I mean like there’s the opening credits of Butch Cassidy & the Sundance Kid where there’s this sepia shot of Paul Newman and even in sepia his eyes are just so freaking blue, so clear and so incredible, that it’s a *moment* of sort of falling over sweet jesus what beauty, and there’s like that gif of Marlon Brando rolling his eyes that I could stare and giggle helplessly at for like a week straight, and okay possibly the entirety of Cat on a Hot Tin Roof with Newman and Taylor is pretty nearly like that, but those, to me, are pretty extreme cases. I mean, Ted wandered in the other day to see a picture of George Clooney on the screen and said, correctly, “My God, he’s beautiful,” which is absolutely true, but that’s a passing observation; one swiftly becomes *accustomed* to that beauty, and moves on.
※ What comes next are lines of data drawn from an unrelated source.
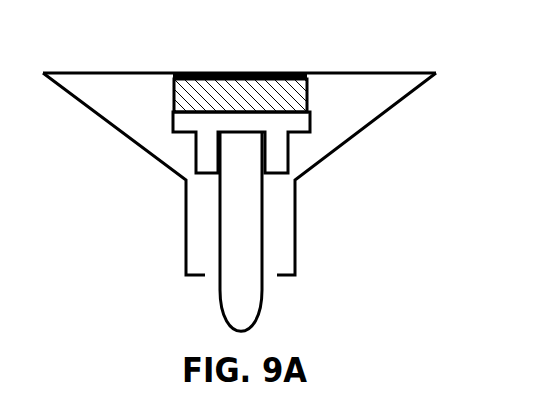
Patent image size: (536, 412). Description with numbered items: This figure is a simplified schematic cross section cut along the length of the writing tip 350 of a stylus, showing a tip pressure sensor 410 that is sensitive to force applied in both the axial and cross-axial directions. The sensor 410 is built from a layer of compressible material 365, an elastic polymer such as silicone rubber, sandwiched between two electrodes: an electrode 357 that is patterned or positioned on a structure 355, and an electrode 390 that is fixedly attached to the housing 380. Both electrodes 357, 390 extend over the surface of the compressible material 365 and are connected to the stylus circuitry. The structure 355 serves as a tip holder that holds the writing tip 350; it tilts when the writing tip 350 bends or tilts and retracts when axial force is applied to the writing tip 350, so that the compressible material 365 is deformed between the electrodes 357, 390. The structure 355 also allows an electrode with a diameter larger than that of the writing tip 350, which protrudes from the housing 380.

The writing tip 350 is at (220, 298).
The structure 355 is at (282, 121).
The electrode 357 is at (200, 110).
The compressible material 365 is at (309, 86).
The housing 380 is at (95, 112).
The electrode 390 is at (205, 73).
The tip pressure sensor 410 is at (352, 103).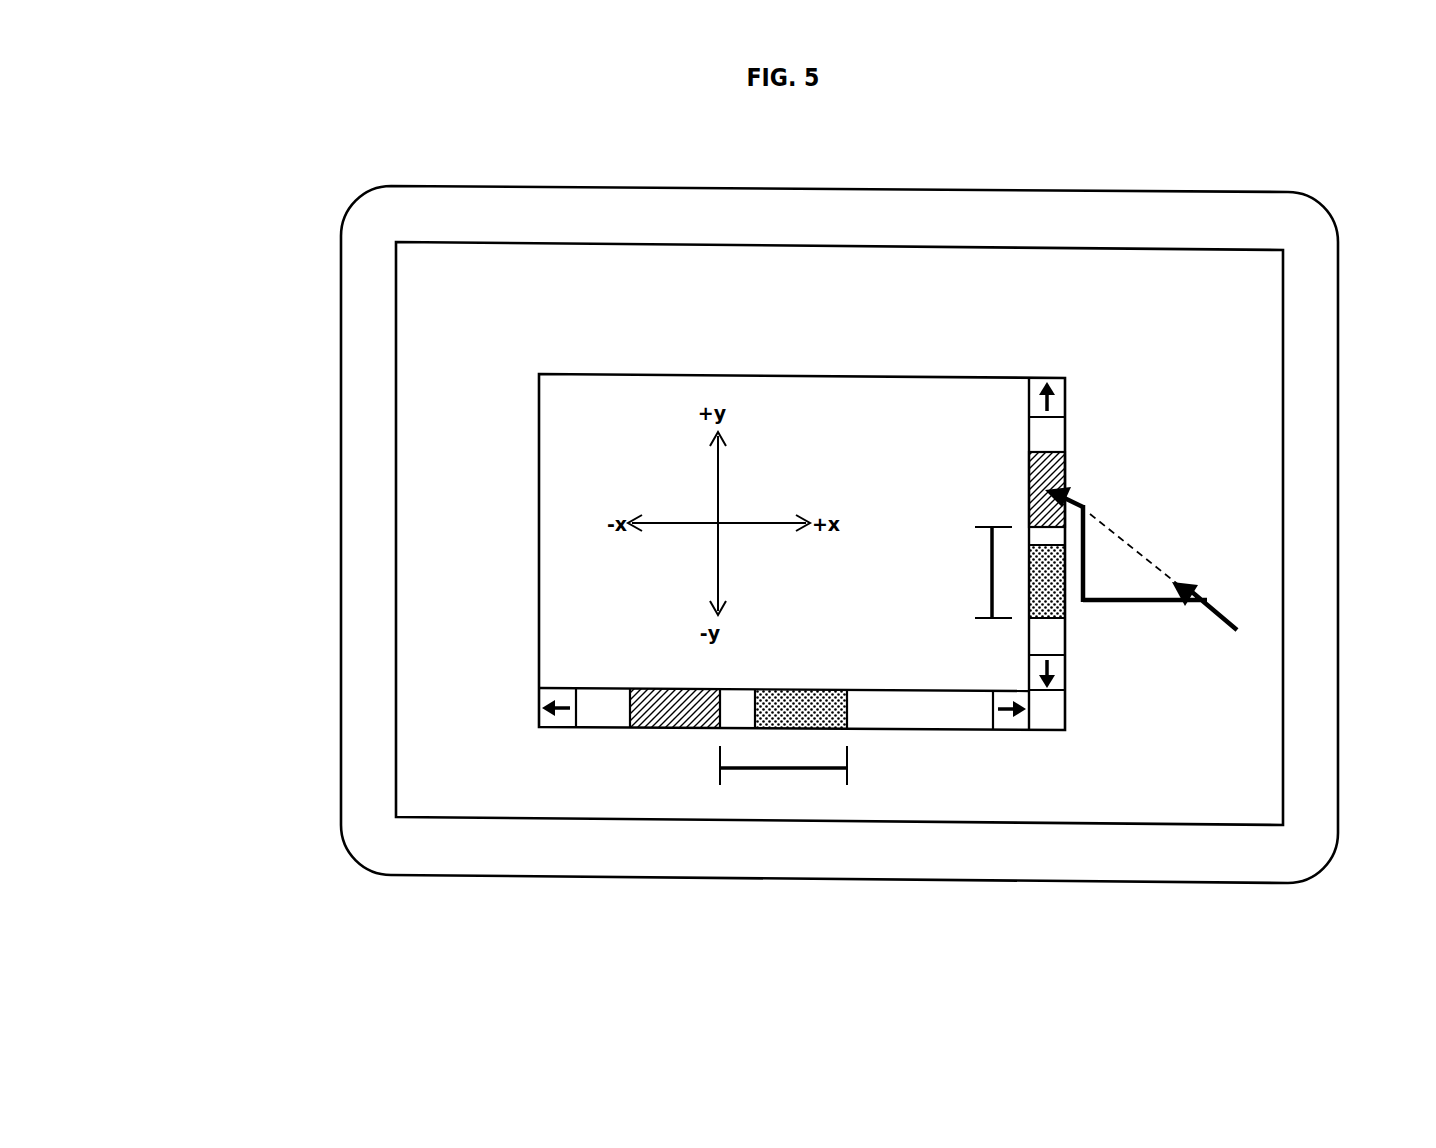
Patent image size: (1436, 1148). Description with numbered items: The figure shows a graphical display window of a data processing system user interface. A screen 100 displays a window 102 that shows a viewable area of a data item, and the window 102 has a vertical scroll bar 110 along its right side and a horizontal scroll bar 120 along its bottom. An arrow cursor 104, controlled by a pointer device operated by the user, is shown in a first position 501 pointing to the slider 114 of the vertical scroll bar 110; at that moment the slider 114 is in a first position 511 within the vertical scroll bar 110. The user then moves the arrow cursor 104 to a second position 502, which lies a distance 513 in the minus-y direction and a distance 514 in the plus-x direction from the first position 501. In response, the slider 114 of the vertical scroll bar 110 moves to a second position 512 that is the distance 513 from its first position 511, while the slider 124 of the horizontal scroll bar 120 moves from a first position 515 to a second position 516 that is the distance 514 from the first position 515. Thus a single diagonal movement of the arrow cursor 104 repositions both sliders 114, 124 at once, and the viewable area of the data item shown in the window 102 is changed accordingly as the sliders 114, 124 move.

That was why Cavill in The Man From UNCLE was so absurd: I could not stop noticing how utterly beautiful he was, and that was completely outside my experience.

But that kind of writing from a male POV isn’t all that *unusual*, and so it leads me to wonder if that really *is* decently representative of the male experience (or indeed, the female experience outside my own).

(If it is in fact representative of the male experience but not, broadly speaking, the female experience, I have a lot of Opinions about society and expectation and objectifying and things like that on the matter, but it’s late here and we’ll leave the unpacking of that for another time. :))

ETA: I should note the Hero Character does not seem badly socialized or at all an ass; I have the impression that if the Female Lead said “nah, not interested” he’d be all “okay, cool” about it, not manboy-crushed-self-esteem or anything, which is actually I think why I’m asking: this isn’t the boy who can’t take a hint or doesn’t know how to talk to girls or whatever, it’s an apparently pretty average decent human being, just with this weird-to-me constant *active* awareness of/fixation on How Lovely This Woman Is, and do men really just do that all the time or is it really just bad writing?

ETA2: I mean I get being aware you’re attracted to someone and even noticing “god damn they’re hot” unexpectedly, perhaps even often, and perhaps it’s just that it’s compressed into a book and therefore really noticeable and stuff in which case it’s emphatically bad writing, but…yeah, I’m going to bed now.

(x-posted from The Essential Kit)

 
 
 
pgwfolcpgwfolc on June 15th, 2016 07:38 am (UTC)
Glad I could help. And yes, it's absurd. But it seems more absurd when you suddenly start doing it as a grown adult. When it just comes on you as part and parcel of all the changes that come with puberty, I guess you get more used to it. It's still absurd, but more in the way of "Oh, yeah, it'll do that."